Craven County commissioners are the water board members and they voted to use $428,000 of water system reserve money to further explore the viability of a nanofiltration system that would ultimately cost about $35 million.
The initial money would be spent for seven separate steps, some happening simultaneously, that show consulting water engineering firm McKim and Creed and the county whether it is the best system for meeting county water needs. The most expensive single step is $150,000 for test-well drilling.
The county, along with 15 others in the region, has been dealing since 2002 with an unfunded state requirement to reduce its draw from the Black Creek aquifer by 75 percent before 2018, said Rusty Hayes, Craven County Water System director.
Hayes said the county has done well in meeting the requirement through conservation efforts and drilling additional wells in the PeeDee aquifer. The system pumps about 1.9 million gallons a day now but must provide water for peak use requirements that get higher with growth.
A transfer of additional Craven County Industrial Park water customers to New Bern’s system was approved by the water board on Monday, along with the transfer of some county-owned assets and easements. That will free additional capacity but still leave only about 300,000 gallons for new allocation until a new source can be secured.
The water board tabled a request on Monday for a county commitment of 60,000 gallons per day for a proposed subdivision between New Bern and Havelock because of capacity concerns.
“We’re not trying to stop growth,” said Jason Jones, chairman, but want to be even-handed.
Commissioner Steve Tyson said: “We really need to fast-track this project or we can stymie growth in this county.”
Eberle told the board that studies the firm has done for the county show the lower Cape Fear aquifer to be its best choice for taste and purity and the nanofiltration system to be the most cost-effective for purity and taste equal to what county water customers now receive.
He said the nanofiltration membrane treatment is not necessarily cheaper to build but would be less expensive to operate, produce better water, and be more environmentally friendly than some other methods. Plants using that technology now operate in Belhaven and New Hanover County and one is set to open in Jacksonville on Nov. 1.
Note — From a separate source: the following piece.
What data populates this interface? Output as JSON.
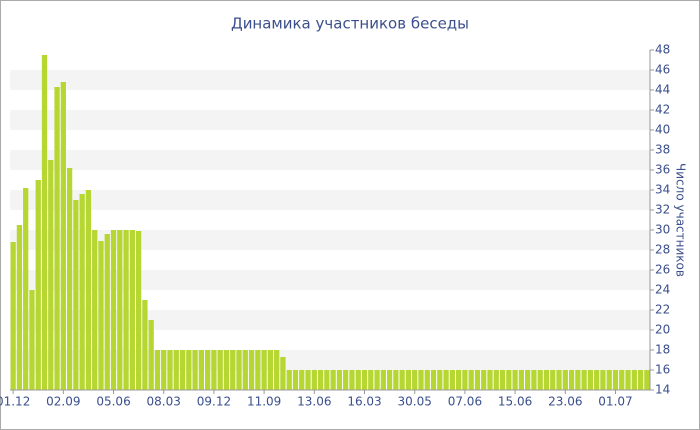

The system uses salt as a primary filtering ingredient and removes iron and water hardness and alkalinity and discharges into an appropriate brackish or tidal estuary after aerating the water.
At least 13 water-related permits are required and are a part of the process funded by the water board on Monday.
The projected 2013 timeframe would deliver 3 million gallons per day and put in place phase one infrastructure for a 4.5 million-per-day system.
Eberle said if everything clicked perfectly in planning and construction, two years was the quickest time a plant like this could be operational.
The plant is expected to be built in the southeastern section of the county but land or easements have not been purchased. That cost was a question mark at the end of Eberle’s cost chart.